Some of the practical policy solutions seem to have merit, although it’s hard to judge their practicability for modern America or their applicability to the UK. The final section that calls for greater involvement of Christian religion and prayer in public life was moving to me as a believer, but I wonder whether such a vision is tenable in an America that is fast de-Christianising. In Britain we haven’t “done God” for decades, and we are proudly apathetic when it comes to questions of ultimate ends and the highest good. It’s nonetheless not the case that Deneen’s emphasis on this is totally foreign to the American tradition, given that prayer in public schools was only banned in 1947. America is a Christ-haunted country like no other.

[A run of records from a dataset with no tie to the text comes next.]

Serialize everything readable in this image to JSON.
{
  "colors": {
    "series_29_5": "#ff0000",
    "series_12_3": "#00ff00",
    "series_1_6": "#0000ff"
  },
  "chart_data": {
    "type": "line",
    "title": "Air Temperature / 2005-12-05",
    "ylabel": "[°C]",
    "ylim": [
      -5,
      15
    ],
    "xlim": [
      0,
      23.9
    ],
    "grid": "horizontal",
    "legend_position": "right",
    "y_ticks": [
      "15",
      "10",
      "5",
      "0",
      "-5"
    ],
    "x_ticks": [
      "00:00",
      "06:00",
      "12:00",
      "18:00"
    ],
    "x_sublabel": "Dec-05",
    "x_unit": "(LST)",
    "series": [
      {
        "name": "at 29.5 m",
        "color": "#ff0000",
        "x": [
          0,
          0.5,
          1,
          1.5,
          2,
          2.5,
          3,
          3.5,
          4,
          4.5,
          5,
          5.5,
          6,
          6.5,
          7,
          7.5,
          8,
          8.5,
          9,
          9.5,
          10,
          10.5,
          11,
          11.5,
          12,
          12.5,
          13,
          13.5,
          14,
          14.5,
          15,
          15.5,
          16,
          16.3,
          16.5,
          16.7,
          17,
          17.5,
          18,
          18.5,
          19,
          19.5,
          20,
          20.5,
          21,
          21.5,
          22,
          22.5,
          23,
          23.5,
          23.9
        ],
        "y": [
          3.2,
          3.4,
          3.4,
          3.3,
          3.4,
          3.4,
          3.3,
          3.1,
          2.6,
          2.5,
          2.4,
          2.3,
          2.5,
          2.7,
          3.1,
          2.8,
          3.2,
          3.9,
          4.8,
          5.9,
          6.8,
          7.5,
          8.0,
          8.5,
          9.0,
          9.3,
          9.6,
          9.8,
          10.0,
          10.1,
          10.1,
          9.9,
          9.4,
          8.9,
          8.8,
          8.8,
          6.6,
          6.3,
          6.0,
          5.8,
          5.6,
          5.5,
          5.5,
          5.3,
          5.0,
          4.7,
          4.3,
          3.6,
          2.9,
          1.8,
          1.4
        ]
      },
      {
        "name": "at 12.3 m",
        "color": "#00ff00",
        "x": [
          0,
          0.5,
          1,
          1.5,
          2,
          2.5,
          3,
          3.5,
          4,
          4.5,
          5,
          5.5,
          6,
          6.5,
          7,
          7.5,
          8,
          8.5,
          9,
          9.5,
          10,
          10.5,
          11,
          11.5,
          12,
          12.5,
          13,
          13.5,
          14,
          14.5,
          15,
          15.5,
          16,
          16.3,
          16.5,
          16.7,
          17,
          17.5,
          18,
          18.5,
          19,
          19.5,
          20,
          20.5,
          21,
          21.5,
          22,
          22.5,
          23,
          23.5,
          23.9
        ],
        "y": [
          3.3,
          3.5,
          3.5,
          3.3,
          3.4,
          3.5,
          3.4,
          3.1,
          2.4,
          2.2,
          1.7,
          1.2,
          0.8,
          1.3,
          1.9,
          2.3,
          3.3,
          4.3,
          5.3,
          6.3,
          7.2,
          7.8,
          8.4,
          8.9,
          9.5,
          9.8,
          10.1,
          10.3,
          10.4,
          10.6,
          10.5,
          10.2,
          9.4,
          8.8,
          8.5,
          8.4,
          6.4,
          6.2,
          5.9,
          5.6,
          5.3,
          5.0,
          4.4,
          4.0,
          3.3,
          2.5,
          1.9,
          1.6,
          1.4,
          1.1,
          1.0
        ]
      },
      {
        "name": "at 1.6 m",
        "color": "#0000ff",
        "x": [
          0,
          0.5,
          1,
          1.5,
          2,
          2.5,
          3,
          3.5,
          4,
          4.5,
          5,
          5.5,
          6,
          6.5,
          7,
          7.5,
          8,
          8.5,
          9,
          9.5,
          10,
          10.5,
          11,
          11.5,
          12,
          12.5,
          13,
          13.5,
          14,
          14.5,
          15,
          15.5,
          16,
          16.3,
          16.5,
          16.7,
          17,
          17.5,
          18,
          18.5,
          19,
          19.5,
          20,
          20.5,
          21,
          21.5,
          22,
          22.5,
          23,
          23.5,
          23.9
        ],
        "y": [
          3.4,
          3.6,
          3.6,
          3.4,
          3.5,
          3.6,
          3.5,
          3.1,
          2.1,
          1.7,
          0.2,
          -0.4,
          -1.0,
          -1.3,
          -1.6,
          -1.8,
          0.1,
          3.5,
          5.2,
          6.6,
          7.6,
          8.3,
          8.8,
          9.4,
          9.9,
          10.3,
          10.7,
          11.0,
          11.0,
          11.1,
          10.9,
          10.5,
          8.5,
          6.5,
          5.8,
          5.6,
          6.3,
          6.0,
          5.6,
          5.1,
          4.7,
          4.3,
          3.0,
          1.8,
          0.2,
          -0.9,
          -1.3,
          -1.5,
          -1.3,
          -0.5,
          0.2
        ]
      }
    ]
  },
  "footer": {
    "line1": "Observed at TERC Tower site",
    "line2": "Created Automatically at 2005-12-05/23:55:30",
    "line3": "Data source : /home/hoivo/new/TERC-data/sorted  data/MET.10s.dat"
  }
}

It seems that no one is interested in possible solutions to our deep-seated, chronic but increasingly urgent problems. Deneen was criticised over Why Liberalism Failed for not offering any way out of the impasse he convincingly argued that liberalism had left us in. This book comes along at a time when most people are seemingly happy to maintain their commitment to a decadent doomerism about the prospect of moving towards a better social, political and economic order. Do I agree with all the prescriptions that Deneen offers? No. Do I agree with the entirety of his thesis? Again, no. We should be thankful, though, that there are thinkers like Deneen willing to turn their minds and their hands towards charting a possible course out of the current crisis.